Ces accords d'entreprise auront le choix entre plusieurs mesures :
a) (1) Soit une réduction de la présence hebdomadaire calculée sur l'année hors incidences des jours fériés effectivement chômés en fixant et en modulant les horaires de présence par semaine de manière à ne pas dépasser sur l'année 2 193 h 20 correspondant à 1 645 heures de travail effectif ; soit pour 47 semaines théoriquement travaillées une durée moyenne de travail effectif de 35 heures à laquelle correspond une durée moyenne de présence de 46 h 40. Il est entendu que ce dispositif ne remet pas en cause le principe des 19 jours de repos annuels déjà accordés au titre de la réduction du temps de travail ni les dispositions applicables aux jours fériés ;
b) Soit une réduction de la durée de présence hebdomadaire calculée sur l'année par une augmentation des 19 jours de repos annuels déjà accordés. Dans ce cas l'octroi de 3 jours de repos annuels supplémentaires s'ajoutant aux 19 jours précités aura pour effet de ramener la durée de présence hebdomadaire à 46 h 40 équivalente à 35 heures de travail effectif ;
c) Soit une réduction de la durée de présence hebdomadaire calculée sur l'année par la combinaison des deux mesures exposées aux a et b ci-dessus pour autant qu'elle conduise à un résultat équivalent en matière de diminution des temps de travail effectif et de présence.

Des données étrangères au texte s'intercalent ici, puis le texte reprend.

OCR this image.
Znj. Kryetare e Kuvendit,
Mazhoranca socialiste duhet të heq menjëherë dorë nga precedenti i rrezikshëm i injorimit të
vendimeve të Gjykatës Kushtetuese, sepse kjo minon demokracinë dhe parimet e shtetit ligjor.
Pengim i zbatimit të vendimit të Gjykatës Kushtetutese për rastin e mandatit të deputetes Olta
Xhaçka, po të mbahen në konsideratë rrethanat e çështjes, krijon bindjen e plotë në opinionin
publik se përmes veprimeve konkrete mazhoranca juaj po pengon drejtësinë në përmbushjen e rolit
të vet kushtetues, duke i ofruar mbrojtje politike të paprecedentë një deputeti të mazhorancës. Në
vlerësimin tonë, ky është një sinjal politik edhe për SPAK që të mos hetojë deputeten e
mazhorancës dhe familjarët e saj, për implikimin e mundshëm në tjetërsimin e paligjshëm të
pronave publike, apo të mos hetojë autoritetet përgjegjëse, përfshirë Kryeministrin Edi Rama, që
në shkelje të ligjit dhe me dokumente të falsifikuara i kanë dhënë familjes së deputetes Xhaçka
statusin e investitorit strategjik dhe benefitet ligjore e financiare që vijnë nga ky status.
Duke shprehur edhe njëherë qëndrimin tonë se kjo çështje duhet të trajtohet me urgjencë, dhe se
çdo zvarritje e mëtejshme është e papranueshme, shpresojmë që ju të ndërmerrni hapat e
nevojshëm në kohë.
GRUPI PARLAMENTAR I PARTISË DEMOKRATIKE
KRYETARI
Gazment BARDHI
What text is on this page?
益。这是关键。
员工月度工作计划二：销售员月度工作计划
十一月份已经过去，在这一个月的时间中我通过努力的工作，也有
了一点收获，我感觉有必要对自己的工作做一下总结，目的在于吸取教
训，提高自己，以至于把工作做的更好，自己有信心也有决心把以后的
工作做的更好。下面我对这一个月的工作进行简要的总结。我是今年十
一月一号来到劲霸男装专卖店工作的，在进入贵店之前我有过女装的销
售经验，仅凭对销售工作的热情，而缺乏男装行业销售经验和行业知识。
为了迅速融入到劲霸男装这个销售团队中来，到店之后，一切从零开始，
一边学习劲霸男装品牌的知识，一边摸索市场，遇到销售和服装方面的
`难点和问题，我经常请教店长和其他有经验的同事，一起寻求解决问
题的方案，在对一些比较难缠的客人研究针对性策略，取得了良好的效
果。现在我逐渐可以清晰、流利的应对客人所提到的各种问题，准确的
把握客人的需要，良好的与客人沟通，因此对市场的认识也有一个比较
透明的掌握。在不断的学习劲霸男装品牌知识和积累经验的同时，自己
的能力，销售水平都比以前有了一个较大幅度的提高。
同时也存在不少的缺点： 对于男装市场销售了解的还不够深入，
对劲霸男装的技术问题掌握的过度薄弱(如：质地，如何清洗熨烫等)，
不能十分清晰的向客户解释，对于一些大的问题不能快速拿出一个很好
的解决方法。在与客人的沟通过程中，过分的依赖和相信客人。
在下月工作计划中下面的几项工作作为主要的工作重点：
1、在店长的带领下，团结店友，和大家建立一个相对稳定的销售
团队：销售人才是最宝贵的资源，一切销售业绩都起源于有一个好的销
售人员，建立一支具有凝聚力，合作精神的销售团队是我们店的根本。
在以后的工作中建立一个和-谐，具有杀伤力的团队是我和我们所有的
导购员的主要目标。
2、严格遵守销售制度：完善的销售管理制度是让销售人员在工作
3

1.20. Négociation et mise en oeuvre des accords d'entreprise
Ces accords d'entreprise devront être négociés et conclus avec les délégués syndicaux ou, à défaut, avec les délégués du personnel ou avec un ou plusieurs salariés mandatés par une ou plusieurs organisations syndicales représentatives.
Ces accords ne pourront prévoir une date d'entrée en vigueur postérieure au 1er juillet 2001. Ils devront également prévoir toutes les autres dispositions auxquelles renvoie le présent accord.
A défaut d'accord d'entreprise, l'employeur devra mettre en oeuvre au plus tard le 1er juillet 2001 une mesure de réduction des temps de travail et de présence en appliquant exclusivement les modalités prévues aux a et b du paragraphe 1.10 de l'article 1 ci-dessus et les autres dispositions prévues dans le présent accord.
Les accords d'entreprise visés ci-dessus ont entre autres objets celui de préserver les emplois et sont donc de nature à ouvrir le bénéfice de l'allégement des cotisations sociales prévu par la législation et la réglementation en vigueur. En outre, ces accords d'entreprise pourront mettre en place un dispositif de compte épargne-temps valorisé en temps selon les dispositions prévues à l'article 9, paragraphe 9.10, du présent accord.
(1) Paragraphe étendu sous réserve de l'application des dispositions du premier alinéa de l'article L. 212-8 du code du travail (arrêté du 5 juin 2007, art. 1er).